106 000 électeurs (71, 92% des inscrits) ont voté, donnant une majorité de plus de 50% dès le 1er tour

- 54,86% à Alexander Ankvab,

- 21,04% à Sergey Shamba,

- 19,83% à Raul Khajimba.

Une partie des 143 7000 électeurs inscrits ne se sont pas sentis concernés et se sont abstenus afin de protester contre l'extrême difficulté économique dans laquelle ils sont plongés aujourd'hui.

La population d'ethnie géorgienne revenue dans la partie méridionale du pays (district de Gali) n'était pas inscrite sur les listes électorales.

Des élections pour quelle Abkhazie?



En dehors de la Fédération de Russie, seuls le Vénézuela et le Nicaragua (ainsi que quelques iîles du Pacifique) ont reconnu l'indépendance de l'Abkhazie : l'assise internationale fait défaut à cette république auto-proclamée.

Par ailleurs, la présence russe, militaire, économique et linguistique, pèsent parfois sur la population d'ethnie abkkhaze devenue minoritaire une nouvelle fois : pour quelques privilégiés russes, la tentation est forte de renouer avec le passé et de voir en l'Abkhazie une terre méridionnale, idéale pour bâtir des propriétés de plaisance.

Un pays à trois vitesses attend Alexander Ankvab, celui des notables russes, celui des aspirants gagnants -qu'ils soient d'ethnies abkhaze, arménienne ou autre- qui espèrent participer et profiter, celui d'une population en grande précarité et travaillée par un christianisme orthodoxe et un islamisme sunnite renaissants.
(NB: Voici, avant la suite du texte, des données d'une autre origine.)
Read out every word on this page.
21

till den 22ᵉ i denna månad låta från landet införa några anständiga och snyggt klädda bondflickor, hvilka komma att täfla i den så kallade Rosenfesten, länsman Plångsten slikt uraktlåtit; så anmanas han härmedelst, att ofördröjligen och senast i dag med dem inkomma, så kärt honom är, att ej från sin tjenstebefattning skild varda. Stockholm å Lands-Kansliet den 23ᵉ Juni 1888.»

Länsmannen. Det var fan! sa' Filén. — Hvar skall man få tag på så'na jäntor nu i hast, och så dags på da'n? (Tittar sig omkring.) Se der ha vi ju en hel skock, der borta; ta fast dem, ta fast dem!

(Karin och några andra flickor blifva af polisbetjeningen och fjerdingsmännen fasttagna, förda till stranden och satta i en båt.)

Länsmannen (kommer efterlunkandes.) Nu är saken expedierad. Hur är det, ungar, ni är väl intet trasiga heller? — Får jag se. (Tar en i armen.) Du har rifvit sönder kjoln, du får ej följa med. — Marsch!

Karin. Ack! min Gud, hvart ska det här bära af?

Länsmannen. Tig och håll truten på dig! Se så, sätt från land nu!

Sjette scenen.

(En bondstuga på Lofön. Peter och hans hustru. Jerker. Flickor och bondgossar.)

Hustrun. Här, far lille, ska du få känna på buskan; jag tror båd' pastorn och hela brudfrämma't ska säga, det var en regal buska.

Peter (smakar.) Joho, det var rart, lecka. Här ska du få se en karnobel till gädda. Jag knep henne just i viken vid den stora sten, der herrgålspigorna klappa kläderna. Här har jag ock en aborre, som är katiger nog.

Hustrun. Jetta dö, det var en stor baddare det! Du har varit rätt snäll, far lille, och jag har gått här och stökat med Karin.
Il devra prendre garde à ne pas mettre le feu à cette poudrière explosive car à moins de trois ans de Jeux Olympiques en proximité immédiate, le grand frère russe ne tolérera aucun écart.

Il est symptomatique que le président de la Fédération de Russie, Dmitri Medvedev, ait été le premier à féliciter le nouveau président de l'Abkhazie.

Il est également symptomatique que la Géorgie ait protesté, argumentant en particulier que trois cinquièmes de la population n'ont pas participé à ces élections, parce qu'expulsés ou non inscrits sur les listes électorales.

Notes



(1) [URL : 2933]

(2) [URL : 1546]

(3) Le nom d'Ardzinba est associé pour les Abkhazes à la sécession de la Géorgie, après la chute de l'URSS.

[URL : 1254]

(4) Si l'Abkhazie a compté 500 00 habitants à l'époque soviétique, l'expulsion manu militari de 250 000 à 300 000 personnes d'ethnie géorgienne au début des années 1990 (avec l'aide de l'armée russe) a ramené la population à un peu plus de 200 000 personnes, Compte-tenu de l'existence de plusieurs minorités ethniques (arménienne et russe à Soukhoumi) ou du retour partiel de la minorité géorgienne (47 000 personnes dans le district de Gali) et compte-tenu de l'émigration économique vers la Turquie (où une partie des Abkhazes s'était réfugiée au XIXème siècle lors de la conquête russe), la population d'ethnie abkhaze est aujourd'hui estimée à 100 000 personnes. La population d'ethnie russe se renforce année après année.

(5) Sotchi appartenait au territoire abkhaze avant la période soviétique.


L'orthographe retenue pour les noms propres est l'orthographe anglo-saxonne . elle ne correspond pas aux standards de traduction française et à la prononciation française qui seraient : Sergueï Bagapch, Raoul Khadjimba, Sergueï Chamba, Nougzar Achouba, Mikhaïl Logoua, Svetlana Djerguénia, Beslan Boutba).